As usual, his lovely wife took everything in stride, and John once again wondered if anything in this world could rattle her too much.

Dean smirked. "I just told him some jokes. It's an icebreaker every time," he said, his tone sarcastic.

Sam snorted and shook his head. "He's a real comedian, this one," he said and grinned at Dean.

Mary stepped up behind Sam and grabbed his shoulders, then leaned in to press a kiss onto his temple. "Your father was convinced you would tear the house down," she said. "Which is why we're back early."

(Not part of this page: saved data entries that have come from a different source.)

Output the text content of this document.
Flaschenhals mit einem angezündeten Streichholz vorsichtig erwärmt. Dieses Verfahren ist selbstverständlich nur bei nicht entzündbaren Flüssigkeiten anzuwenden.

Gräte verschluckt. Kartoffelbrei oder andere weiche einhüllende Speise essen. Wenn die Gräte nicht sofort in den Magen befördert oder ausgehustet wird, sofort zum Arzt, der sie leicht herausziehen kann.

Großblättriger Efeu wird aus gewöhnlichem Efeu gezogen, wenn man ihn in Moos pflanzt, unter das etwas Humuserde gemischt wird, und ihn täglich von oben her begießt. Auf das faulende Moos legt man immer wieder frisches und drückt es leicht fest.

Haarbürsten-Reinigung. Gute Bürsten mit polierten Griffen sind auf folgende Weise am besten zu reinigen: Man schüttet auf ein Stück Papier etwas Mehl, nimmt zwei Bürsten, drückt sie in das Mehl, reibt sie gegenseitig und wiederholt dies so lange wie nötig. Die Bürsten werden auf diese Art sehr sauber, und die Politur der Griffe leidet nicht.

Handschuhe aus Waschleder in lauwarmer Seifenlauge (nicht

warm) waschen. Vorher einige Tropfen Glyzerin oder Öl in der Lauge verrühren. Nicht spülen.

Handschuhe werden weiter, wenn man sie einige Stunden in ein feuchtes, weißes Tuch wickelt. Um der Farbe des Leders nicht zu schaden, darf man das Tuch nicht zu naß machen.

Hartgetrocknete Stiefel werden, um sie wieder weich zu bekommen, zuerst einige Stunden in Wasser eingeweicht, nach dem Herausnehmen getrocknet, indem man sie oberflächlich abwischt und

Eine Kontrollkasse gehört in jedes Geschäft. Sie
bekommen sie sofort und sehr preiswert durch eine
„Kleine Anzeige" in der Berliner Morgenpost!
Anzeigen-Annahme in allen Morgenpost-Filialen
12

John smiled a little ruefully and stepped into the kitchen. "You got any coffee left?" he asked.

"Plenty," Dean said, got up and got him a mug. "Mom?" he asked and she nodded.

John watched them for a moment, more than a little confused about this development. With Sam's attitude earlier, he would have expected a maybe gradual thawing, maybe nothing at all. This, however, was baffling on the best of days. He accepted the mug Dean handed him and settled down at the table. Mary sat down too. "Well, I guess miracles do happen, huh?" he asked and looked from Sam to Dean and back again.

"Well, if you can't beat'em, join'em, right?" Sam asked and met Dean's gaze. They eyed each other for a moment and John had the distinct impression that they were communicating wordlessly. He almost chuckled at the idea and shrugged it off. Maybe this was just some sort of truce they had come up with to placate their parents. Time would tell if these two would continue to get along this well.